Baseline testing for students returning in-person to LAUSD campuses this fall begins on Aug. 2. Families have the option to choose distance learning and no COVID-19 testing or return to in-class learning.

The LAUSD will reopen for instruction on Aug. 16.

According to Interim Superintendent Reilly, safety measures to be used at LAUSD will include physical distancing, masking for all students, staff, and visitors, upgraded air filtration systems, collaboration with agencies and health partners, continuing sanitizing measures, and working with health agencies to help students and faculty receive COVID-19 vaccinations and information.

The district rolled out a campaign to vaccinate 12-to-15-year-old students in May to vaccinate more students before the start of the new school year.

According to a statement by LAUSD, “Ultimately, the greatest protection against COVID and the Delta variant is vaccination. We encourage everyone eligible to be vaccinated.”

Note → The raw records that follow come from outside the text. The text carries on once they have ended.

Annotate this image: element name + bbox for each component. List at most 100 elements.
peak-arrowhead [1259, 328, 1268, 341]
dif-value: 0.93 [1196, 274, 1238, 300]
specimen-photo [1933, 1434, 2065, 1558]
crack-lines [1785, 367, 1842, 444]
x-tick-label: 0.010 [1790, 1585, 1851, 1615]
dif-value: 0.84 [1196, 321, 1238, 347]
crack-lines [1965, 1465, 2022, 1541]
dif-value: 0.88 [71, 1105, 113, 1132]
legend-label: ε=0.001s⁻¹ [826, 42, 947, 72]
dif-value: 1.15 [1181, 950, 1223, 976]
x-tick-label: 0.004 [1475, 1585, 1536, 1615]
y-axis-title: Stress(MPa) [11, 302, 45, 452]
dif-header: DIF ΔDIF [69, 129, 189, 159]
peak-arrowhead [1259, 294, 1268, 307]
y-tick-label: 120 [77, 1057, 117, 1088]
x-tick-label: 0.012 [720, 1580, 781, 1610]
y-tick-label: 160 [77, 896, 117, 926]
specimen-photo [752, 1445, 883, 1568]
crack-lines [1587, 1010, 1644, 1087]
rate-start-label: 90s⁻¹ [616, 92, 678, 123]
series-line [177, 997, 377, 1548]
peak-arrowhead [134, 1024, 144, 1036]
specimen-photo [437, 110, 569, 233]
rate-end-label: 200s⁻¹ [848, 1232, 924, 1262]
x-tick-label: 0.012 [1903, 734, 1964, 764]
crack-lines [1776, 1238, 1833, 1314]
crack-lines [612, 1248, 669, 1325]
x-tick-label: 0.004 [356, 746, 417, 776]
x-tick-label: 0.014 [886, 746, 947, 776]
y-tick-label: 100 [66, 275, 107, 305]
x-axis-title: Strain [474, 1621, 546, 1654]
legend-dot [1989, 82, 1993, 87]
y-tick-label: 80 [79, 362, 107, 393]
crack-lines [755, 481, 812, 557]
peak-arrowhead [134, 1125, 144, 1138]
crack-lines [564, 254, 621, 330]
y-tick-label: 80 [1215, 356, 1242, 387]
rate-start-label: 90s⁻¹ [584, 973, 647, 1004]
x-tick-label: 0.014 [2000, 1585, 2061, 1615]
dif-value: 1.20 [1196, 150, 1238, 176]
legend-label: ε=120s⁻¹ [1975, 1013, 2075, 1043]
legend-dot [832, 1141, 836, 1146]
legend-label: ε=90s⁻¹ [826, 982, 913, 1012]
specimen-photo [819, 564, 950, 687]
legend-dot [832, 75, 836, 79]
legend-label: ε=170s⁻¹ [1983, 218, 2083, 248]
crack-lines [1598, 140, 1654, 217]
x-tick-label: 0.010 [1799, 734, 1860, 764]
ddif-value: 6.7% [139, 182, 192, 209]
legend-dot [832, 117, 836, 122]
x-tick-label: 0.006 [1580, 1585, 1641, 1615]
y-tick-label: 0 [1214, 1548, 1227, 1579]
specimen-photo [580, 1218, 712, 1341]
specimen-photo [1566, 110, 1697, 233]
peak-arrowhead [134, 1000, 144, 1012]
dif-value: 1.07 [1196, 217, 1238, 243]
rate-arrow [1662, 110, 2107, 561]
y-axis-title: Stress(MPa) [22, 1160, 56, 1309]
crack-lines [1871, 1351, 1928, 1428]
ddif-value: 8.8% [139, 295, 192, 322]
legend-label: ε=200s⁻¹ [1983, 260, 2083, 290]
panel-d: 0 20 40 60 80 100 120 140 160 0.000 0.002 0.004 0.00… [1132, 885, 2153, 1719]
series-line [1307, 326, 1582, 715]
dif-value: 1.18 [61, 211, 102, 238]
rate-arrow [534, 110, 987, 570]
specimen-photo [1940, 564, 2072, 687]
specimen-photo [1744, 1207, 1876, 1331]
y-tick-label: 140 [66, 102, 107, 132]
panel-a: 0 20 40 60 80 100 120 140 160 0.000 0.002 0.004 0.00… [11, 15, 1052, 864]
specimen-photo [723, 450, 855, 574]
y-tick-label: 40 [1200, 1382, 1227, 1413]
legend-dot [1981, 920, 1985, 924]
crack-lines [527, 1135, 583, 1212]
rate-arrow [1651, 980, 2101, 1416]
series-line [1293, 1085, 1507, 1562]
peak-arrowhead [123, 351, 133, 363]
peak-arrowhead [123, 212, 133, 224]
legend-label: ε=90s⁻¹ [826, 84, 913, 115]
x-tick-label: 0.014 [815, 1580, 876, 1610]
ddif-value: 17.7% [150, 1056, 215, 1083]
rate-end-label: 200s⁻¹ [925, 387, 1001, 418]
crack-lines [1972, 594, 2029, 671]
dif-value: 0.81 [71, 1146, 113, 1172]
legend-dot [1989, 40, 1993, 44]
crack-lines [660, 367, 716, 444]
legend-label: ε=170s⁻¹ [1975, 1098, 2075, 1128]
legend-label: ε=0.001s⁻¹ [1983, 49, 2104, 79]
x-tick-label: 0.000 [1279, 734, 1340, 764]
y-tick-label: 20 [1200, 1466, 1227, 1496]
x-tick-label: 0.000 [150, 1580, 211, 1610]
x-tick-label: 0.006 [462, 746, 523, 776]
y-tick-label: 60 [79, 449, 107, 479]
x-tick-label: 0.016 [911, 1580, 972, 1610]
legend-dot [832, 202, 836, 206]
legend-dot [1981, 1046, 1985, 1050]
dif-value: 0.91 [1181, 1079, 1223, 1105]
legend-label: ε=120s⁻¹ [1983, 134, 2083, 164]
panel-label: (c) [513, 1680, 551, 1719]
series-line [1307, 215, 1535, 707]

Other school districts are beginning to follow suit. New York Mayor Bill de Blasio announced that the city’s teachers would be required to be vaccinated when school reopens in September.

New York City, like Los Angeles, is wrestling with rapidly rising infections due to the Delta variant and stalling vaccination rates. Teachers and students have a limited period before school begins to get vaccinated.

For NYC schools, the first entirely in-person day is Sept. 13.